On top of that, we warned throughout 2021 and 2022 that demand was the primary driver of high inflation, and even as supply chains normalize, the pricing pressures will continue. But, the New York Fed released its Survey of Consumer Expectations (SCE) on Dec. 12, and the report stated:

“Median inflation expectations decreased at both the one and three-year-ahead horizons in November, by 0.7 percentage point (to 5.2%) and by 0.1 percentage point, to 3.0%, respectively.”

So, problem solved, right?

Well, the report added:

“The median expected growth in household income increased by 0.2 percentage point to 4.5% in November, a new series high.”

Please see below:

On top of that:

“The mean perceived probability of finding a job (if one’s current job was lost) increased by 0.2 percentage point to 58.2%, its fourth consecutive monthly increase and the highest reading since February 2020.”

Please see below:

Thus, with Americans expecting higher household income and more confidence in the U.S. labor market, demand should keep inflation elevated for much longer than the consensus expects. This means the fundamental backdrop is bullish for the FFR, real yields and the USD Index, and bearish for silver.

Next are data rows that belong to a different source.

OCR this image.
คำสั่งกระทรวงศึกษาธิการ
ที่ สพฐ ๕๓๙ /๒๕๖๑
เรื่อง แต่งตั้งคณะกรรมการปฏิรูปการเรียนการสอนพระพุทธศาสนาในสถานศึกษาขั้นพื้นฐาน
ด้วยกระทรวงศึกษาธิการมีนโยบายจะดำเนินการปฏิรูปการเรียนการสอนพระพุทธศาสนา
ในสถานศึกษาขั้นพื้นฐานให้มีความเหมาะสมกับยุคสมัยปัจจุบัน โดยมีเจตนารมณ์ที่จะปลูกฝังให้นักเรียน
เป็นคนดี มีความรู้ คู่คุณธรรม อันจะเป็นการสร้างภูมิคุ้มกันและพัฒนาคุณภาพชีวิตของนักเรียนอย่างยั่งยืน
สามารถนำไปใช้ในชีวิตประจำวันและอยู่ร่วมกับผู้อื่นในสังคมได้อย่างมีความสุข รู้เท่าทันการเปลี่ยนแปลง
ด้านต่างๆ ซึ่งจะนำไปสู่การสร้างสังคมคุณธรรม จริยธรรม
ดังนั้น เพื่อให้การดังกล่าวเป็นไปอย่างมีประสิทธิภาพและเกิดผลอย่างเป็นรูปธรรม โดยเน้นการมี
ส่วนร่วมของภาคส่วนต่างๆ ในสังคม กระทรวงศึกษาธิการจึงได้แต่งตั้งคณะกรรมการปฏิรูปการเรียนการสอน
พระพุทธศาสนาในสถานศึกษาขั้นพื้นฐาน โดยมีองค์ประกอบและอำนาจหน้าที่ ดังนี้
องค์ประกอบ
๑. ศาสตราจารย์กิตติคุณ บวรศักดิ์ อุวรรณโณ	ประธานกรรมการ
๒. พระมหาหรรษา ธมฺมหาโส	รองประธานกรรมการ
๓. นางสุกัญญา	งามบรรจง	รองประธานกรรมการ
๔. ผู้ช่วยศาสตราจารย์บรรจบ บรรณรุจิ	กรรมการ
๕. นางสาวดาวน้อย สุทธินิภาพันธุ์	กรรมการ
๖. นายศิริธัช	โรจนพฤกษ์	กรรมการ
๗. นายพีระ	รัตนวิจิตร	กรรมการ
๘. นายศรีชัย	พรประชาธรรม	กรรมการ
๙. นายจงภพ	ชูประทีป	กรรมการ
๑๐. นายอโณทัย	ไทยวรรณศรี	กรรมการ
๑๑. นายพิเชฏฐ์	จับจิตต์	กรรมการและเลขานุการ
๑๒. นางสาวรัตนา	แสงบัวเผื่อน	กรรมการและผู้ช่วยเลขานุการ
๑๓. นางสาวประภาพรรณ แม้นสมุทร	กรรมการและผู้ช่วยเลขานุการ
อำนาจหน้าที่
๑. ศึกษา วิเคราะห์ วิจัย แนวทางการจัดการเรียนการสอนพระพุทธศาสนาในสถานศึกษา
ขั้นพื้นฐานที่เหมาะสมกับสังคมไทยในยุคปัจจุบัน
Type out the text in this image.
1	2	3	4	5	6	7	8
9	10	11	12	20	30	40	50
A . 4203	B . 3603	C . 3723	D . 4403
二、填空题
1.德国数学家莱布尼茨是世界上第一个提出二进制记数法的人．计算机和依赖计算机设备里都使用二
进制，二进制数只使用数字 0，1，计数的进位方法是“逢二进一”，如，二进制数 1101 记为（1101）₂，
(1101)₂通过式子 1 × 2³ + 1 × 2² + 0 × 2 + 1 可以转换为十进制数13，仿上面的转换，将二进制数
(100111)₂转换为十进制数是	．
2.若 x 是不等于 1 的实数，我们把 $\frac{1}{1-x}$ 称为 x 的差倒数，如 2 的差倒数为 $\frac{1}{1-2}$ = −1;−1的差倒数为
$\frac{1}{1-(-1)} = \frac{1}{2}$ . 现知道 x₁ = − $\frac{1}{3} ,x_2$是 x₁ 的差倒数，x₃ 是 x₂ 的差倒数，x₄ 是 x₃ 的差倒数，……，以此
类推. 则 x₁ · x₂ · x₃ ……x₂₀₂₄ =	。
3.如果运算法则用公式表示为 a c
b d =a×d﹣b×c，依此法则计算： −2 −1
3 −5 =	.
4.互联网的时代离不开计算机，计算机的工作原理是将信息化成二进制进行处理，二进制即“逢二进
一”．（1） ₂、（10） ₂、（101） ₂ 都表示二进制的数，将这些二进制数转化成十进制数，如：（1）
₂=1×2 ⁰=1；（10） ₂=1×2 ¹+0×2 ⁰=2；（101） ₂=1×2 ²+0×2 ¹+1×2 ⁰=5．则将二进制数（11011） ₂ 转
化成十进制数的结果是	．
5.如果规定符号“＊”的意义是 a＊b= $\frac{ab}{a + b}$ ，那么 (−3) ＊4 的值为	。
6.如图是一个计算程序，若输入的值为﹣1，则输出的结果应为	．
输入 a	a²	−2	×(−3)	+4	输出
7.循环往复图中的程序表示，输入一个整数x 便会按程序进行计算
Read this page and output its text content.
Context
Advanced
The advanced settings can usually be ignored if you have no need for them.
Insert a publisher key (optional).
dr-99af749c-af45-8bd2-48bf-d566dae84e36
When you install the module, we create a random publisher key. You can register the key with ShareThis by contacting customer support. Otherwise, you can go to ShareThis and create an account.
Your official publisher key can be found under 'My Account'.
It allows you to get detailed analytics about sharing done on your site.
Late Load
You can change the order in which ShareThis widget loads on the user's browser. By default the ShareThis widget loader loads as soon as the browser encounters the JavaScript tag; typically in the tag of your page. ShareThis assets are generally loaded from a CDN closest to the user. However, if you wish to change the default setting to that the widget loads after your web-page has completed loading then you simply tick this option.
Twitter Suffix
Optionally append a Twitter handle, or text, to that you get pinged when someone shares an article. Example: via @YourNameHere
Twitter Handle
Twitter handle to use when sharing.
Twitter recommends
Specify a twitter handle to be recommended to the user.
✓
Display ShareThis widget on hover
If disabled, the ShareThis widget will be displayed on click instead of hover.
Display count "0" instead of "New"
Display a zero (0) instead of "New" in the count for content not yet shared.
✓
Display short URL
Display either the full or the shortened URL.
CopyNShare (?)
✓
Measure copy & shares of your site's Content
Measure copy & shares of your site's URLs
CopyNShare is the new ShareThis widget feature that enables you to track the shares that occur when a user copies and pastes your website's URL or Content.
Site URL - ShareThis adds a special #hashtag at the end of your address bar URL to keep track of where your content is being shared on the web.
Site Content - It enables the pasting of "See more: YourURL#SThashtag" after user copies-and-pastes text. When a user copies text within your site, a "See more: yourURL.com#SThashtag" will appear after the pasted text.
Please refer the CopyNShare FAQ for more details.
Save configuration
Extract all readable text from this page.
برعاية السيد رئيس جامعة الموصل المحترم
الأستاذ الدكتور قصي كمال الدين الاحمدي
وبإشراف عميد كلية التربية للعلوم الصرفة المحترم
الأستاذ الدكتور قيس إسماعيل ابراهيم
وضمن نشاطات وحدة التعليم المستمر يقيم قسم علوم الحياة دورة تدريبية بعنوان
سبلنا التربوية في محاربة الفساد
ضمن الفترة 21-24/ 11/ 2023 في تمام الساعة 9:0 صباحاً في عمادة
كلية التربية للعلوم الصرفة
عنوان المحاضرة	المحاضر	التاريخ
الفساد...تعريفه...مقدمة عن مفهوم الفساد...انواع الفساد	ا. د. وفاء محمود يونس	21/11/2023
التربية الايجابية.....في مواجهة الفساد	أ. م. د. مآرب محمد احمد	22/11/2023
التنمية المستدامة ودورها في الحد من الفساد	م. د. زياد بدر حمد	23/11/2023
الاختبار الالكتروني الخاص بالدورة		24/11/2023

As further evidence, we warned on Dec. 23, 2021, that the crowd underestimated Americans’ ability and willingness to spend. We wrote:

While “the Fed is trapped” crew cites these issues as reasons for an economic calamity, they often miss the forest through the trees. For example, while the fiscal spending spree may end, U.S. households are still flush with cash…. U.S. households have nearly $3.54 trillion in their checking accounts. For context, this is 253% more than Q4 2019 (pre-COVID-19).

Yet, while the FFR has surged in 2022 and the crowd still assumes that demand will collapse, the Fed revealed on Dec. 9 that U.S. households have a record ~$4.95 trillion (as of Q3 2022) in their checking and/or demand deposit accounts, which is 379% more than Q4 2019 and 6.3% more than Q2 2022.

Please see below:

Consequently, while investors wait for a destitute consumer to reduce inflation and allow the Fed to pivot, the vertical ascent on the right side of the chart above highlights the profound stimulus imbalance that materialized during the pandemic; and with wage growth also near an all-time high, investors are kidding themselves if they think monetary policy can return to its pre-pandemic state when Americans’ checking account balances have gone parabolic.

Overall, the silver price remains well above its fundamental value, as misguided inflation optimism has created hopes for a dovish pivot. Moreover, while today’s headline CPI print may be relatively weak due to the drop in oil prices, the underlying pressures remain.

Likewise, with Americans' cash balances at a record high, while the U.S. unemployment rate is near a record low, history shows that lower inflation occurs alongside economic distress and large spikes in unemployment.

Therefore, with job openings and Americans' employment expectations far from these levels, the U.S. economy, the S&P 500 and the silver price should suffer immense weakness before inflation is finally defeated.